Our personal faith stories may or may not involve one or both Popes as a catalyst for meeting Jesus, but the Catholic faith is not based on the personality of John Paul II, John XXIII or Benedict XVI. The office of the Pope, whichever man is fulfilling that office, is a visible sign of unity for the Church. When commemorating the Chair of Peter, we think and thank its occupants from Peter to Benedict. We reflect on the infallible exercise of the office to greater unity – from Peter, the first Pope, declaring the admissibility of Gentiles in the Church, to Damasus I laying out a definitive Canon for Scripture, to Pius V for restoring the church from the chaos of the Reformation, and to John Paul II, Benedict XVI, and their successors for ushering in the fruition of the Second Vatican Council. In reflecting on Benedict XVI’s resignation, the media recalled the resignation of Gregory XII whose resignation healed the Great Western schism which divided the Church.
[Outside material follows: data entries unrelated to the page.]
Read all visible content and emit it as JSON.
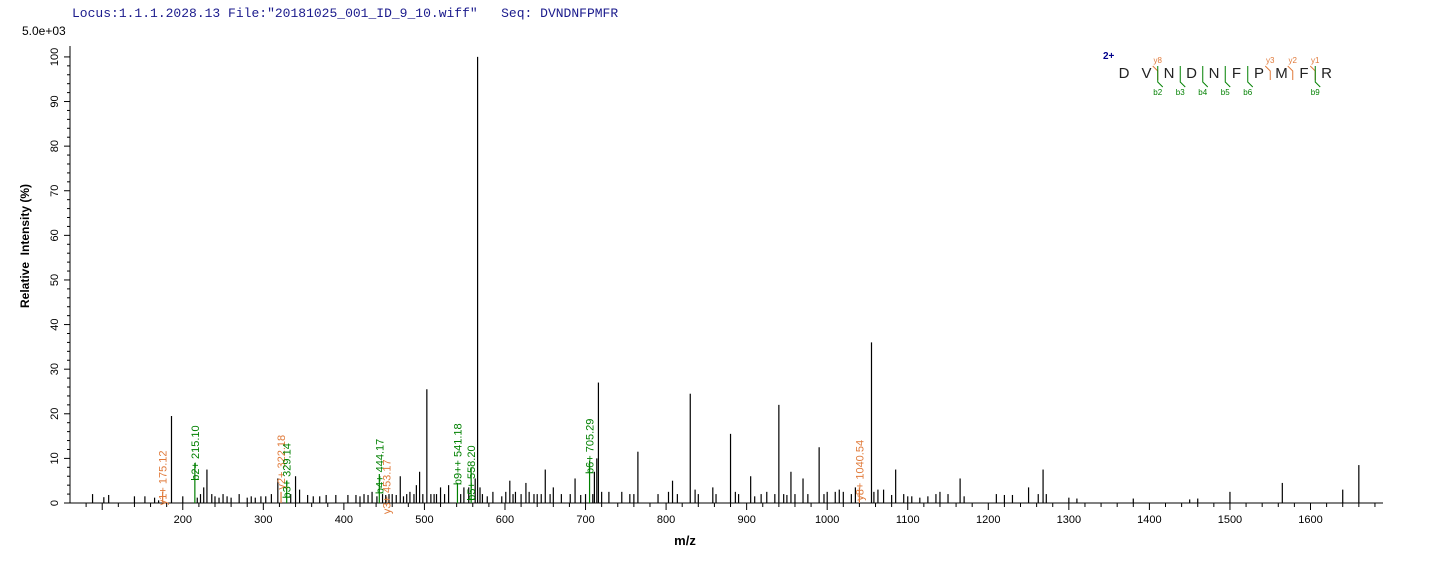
{
  "header": {
    "locus_label": "Locus:",
    "locus_value": "1.1.1.2028.13",
    "file_label": "File:",
    "file_value": "\"20181025_001_ID_9_10.wiff\"",
    "seq_label": "Seq:",
    "seq_value": "DVNDNFPMFR"
  },
  "colors": {
    "axis": "#000000",
    "peak": "#000000",
    "b_ion": "#008000",
    "y_ion": "#e07a3a",
    "charge": "#00008b",
    "header_text": "#1a1a8c"
  },
  "chart_data": {
    "type": "bar",
    "scale_label": "5.0e+03",
    "xlabel": "m/z",
    "ylabel": "Relative  Intensity (%)",
    "xlim": [
      60,
      1690
    ],
    "ylim": [
      0,
      102
    ],
    "x_ticks": [
      200,
      300,
      400,
      500,
      600,
      700,
      800,
      900,
      1000,
      1100,
      1200,
      1300,
      1400,
      1500,
      1600
    ],
    "x_minor_step": 20,
    "y_ticks": [
      0,
      10,
      20,
      30,
      40,
      50,
      60,
      70,
      80,
      90,
      100
    ],
    "y_minor_step": 2,
    "peaks": [
      [
        88,
        2
      ],
      [
        102,
        1.3
      ],
      [
        108,
        1.8
      ],
      [
        140,
        1.5
      ],
      [
        153,
        1.5
      ],
      [
        165,
        1.2
      ],
      [
        170,
        0.6
      ],
      [
        175,
        2.5
      ],
      [
        186,
        19.5
      ],
      [
        200,
        1.5
      ],
      [
        215,
        9
      ],
      [
        218,
        1.2
      ],
      [
        222,
        2
      ],
      [
        226,
        3.5
      ],
      [
        230,
        7.5
      ],
      [
        236,
        2
      ],
      [
        240,
        1.5
      ],
      [
        245,
        1.2
      ],
      [
        250,
        2
      ],
      [
        255,
        1.5
      ],
      [
        260,
        1.2
      ],
      [
        270,
        2
      ],
      [
        280,
        1.2
      ],
      [
        285,
        1.5
      ],
      [
        290,
        1.2
      ],
      [
        297,
        1.5
      ],
      [
        303,
        1.5
      ],
      [
        310,
        2
      ],
      [
        318,
        5.5
      ],
      [
        322,
        2.5
      ],
      [
        329,
        5
      ],
      [
        334,
        2
      ],
      [
        340,
        6
      ],
      [
        345,
        3
      ],
      [
        355,
        1.8
      ],
      [
        362,
        1.5
      ],
      [
        370,
        1.5
      ],
      [
        378,
        1.8
      ],
      [
        390,
        1.8
      ],
      [
        405,
        1.8
      ],
      [
        415,
        1.8
      ],
      [
        420,
        1.5
      ],
      [
        425,
        2
      ],
      [
        430,
        1.8
      ],
      [
        435,
        2.5
      ],
      [
        441,
        1.5
      ],
      [
        444,
        6.5
      ],
      [
        448,
        2
      ],
      [
        452,
        1.8
      ],
      [
        456,
        2
      ],
      [
        460,
        2
      ],
      [
        465,
        1.8
      ],
      [
        470,
        6
      ],
      [
        474,
        1.5
      ],
      [
        478,
        2
      ],
      [
        482,
        2.5
      ],
      [
        487,
        2
      ],
      [
        490,
        4
      ],
      [
        494,
        7
      ],
      [
        498,
        2
      ],
      [
        503,
        25.5
      ],
      [
        508,
        2
      ],
      [
        512,
        2
      ],
      [
        515,
        2
      ],
      [
        520,
        3.5
      ],
      [
        525,
        2
      ],
      [
        530,
        4
      ],
      [
        541,
        4.5
      ],
      [
        545,
        2
      ],
      [
        549,
        3.5
      ],
      [
        555,
        3.5
      ],
      [
        558,
        8
      ],
      [
        563,
        5.5
      ],
      [
        566,
        100
      ],
      [
        569,
        3.5
      ],
      [
        572,
        2
      ],
      [
        578,
        1.5
      ],
      [
        585,
        2.5
      ],
      [
        596,
        1.5
      ],
      [
        601,
        2.5
      ],
      [
        606,
        5
      ],
      [
        610,
        2
      ],
      [
        613,
        2.5
      ],
      [
        620,
        2
      ],
      [
        626,
        4.5
      ],
      [
        630,
        2.5
      ],
      [
        636,
        2
      ],
      [
        640,
        2
      ],
      [
        645,
        2
      ],
      [
        650,
        7.5
      ],
      [
        656,
        2
      ],
      [
        660,
        3.5
      ],
      [
        670,
        2
      ],
      [
        681,
        2
      ],
      [
        687,
        5.5
      ],
      [
        694,
        1.8
      ],
      [
        700,
        2
      ],
      [
        705,
        9.5
      ],
      [
        709,
        2
      ],
      [
        711,
        7
      ],
      [
        714,
        10
      ],
      [
        716,
        27
      ],
      [
        720,
        2.5
      ],
      [
        729,
        2.5
      ],
      [
        745,
        2.5
      ],
      [
        755,
        2
      ],
      [
        760,
        2
      ],
      [
        765,
        11.5
      ],
      [
        790,
        2
      ],
      [
        803,
        2.5
      ],
      [
        808,
        5
      ],
      [
        814,
        2
      ],
      [
        830,
        24.5
      ],
      [
        836,
        3
      ],
      [
        840,
        2
      ],
      [
        858,
        3.5
      ],
      [
        862,
        2
      ],
      [
        880,
        15.5
      ],
      [
        886,
        2.5
      ],
      [
        890,
        2
      ],
      [
        905,
        6
      ],
      [
        910,
        1.5
      ],
      [
        918,
        2
      ],
      [
        925,
        2.5
      ],
      [
        935,
        2
      ],
      [
        940,
        22
      ],
      [
        946,
        2
      ],
      [
        950,
        1.8
      ],
      [
        955,
        7
      ],
      [
        960,
        2
      ],
      [
        970,
        5.5
      ],
      [
        976,
        2
      ],
      [
        990,
        12.5
      ],
      [
        996,
        2
      ],
      [
        1000,
        2.5
      ],
      [
        1010,
        2.5
      ],
      [
        1015,
        3
      ],
      [
        1020,
        2.5
      ],
      [
        1030,
        2
      ],
      [
        1035,
        3.5
      ],
      [
        1040,
        3.5
      ],
      [
        1055,
        36
      ],
      [
        1058,
        2.5
      ],
      [
        1063,
        3
      ],
      [
        1070,
        3
      ],
      [
        1080,
        1.8
      ],
      [
        1085,
        7.5
      ],
      [
        1095,
        2
      ],
      [
        1100,
        1.5
      ],
      [
        1105,
        1.5
      ],
      [
        1115,
        1.2
      ],
      [
        1125,
        1.5
      ],
      [
        1135,
        2
      ],
      [
        1140,
        2.5
      ],
      [
        1150,
        2
      ],
      [
        1165,
        5.5
      ],
      [
        1170,
        1.5
      ],
      [
        1210,
        2
      ],
      [
        1220,
        1.8
      ],
      [
        1230,
        1.8
      ],
      [
        1250,
        3.5
      ],
      [
        1262,
        2
      ],
      [
        1268,
        7.5
      ],
      [
        1272,
        2
      ],
      [
        1300,
        1.2
      ],
      [
        1310,
        1
      ],
      [
        1380,
        1
      ],
      [
        1450,
        0.8
      ],
      [
        1460,
        1
      ],
      [
        1500,
        2.5
      ],
      [
        1565,
        4.5
      ],
      [
        1640,
        3
      ],
      [
        1660,
        8.5
      ]
    ],
    "annotations": [
      {
        "label": "y1+ 175.12",
        "mz": 175,
        "ion": "y",
        "top": 16
      },
      {
        "label": "b2+ 215.10",
        "mz": 215,
        "ion": "b",
        "top": 21.5
      },
      {
        "label": "y2+ 322.18",
        "mz": 322,
        "ion": "y",
        "top": 19.5
      },
      {
        "label": "b3+ 329.14",
        "mz": 329,
        "ion": "b",
        "top": 17.5
      },
      {
        "label": "b4+ 444.17",
        "mz": 444,
        "ion": "b",
        "top": 18.5
      },
      {
        "label": "y3+ 453.17",
        "mz": 453,
        "ion": "y",
        "top": 14
      },
      {
        "label": "b9++ 541.18",
        "mz": 541,
        "ion": "b",
        "top": 20.5
      },
      {
        "label": "b5+ 558.20",
        "mz": 558,
        "ion": "b",
        "top": 17
      },
      {
        "label": "b6+ 705.29",
        "mz": 705,
        "ion": "b",
        "top": 23
      },
      {
        "label": "y8+ 1040.54",
        "mz": 1040,
        "ion": "y",
        "top": 17
      }
    ]
  },
  "sequence_map": {
    "charge": "2+",
    "residues": [
      "D",
      "V",
      "N",
      "D",
      "N",
      "F",
      "P",
      "M",
      "F",
      "R"
    ],
    "y_marks": [
      {
        "after": 2,
        "label": "y8"
      },
      {
        "after": 7,
        "label": "y3"
      },
      {
        "after": 8,
        "label": "y2"
      },
      {
        "after": 9,
        "label": "y1"
      }
    ],
    "b_marks": [
      {
        "after": 2,
        "label": "b2"
      },
      {
        "after": 3,
        "label": "b3"
      },
      {
        "after": 4,
        "label": "b4"
      },
      {
        "after": 5,
        "label": "b5"
      },
      {
        "after": 6,
        "label": "b6"
      },
      {
        "after": 9,
        "label": "b9"
      }
    ]
  }
}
In a recent talk, the Holy Father made note of “divisions in the body of the Church” in his last Ash Wednesday homily. He sees the pastoral need to rein in the widening divisions requiring so much strength that he cannot fulfill it and its urgency so great that he cannot allow the Church to wait for his successor following his natural death to meet that need. This action in itself shows us how active the job of preserving unity really is. One approach to unity may have been to let the drifters drift off and leave a smaller but united faction, but true Catholicity cannot ignore the spiritual need of all of humanity and a Pope constantly getting up from his Chair and reaching out to grab minds and hearts back to Christ is what Pope Benedict reminds us is his role. Far from being a sedate piece of furniture on which a man sits and promulgates orders, it is a pivot point from which he gets up and draws all people of good will to their God.
In his remaining days of the current pontificate, we pray for the Pope’s intentions and during the Sede Vacante period, we pray for the Cardinals to discern clearly the Holy Spirit’s choice, so that the chair of St. Peter will be occupied again soon.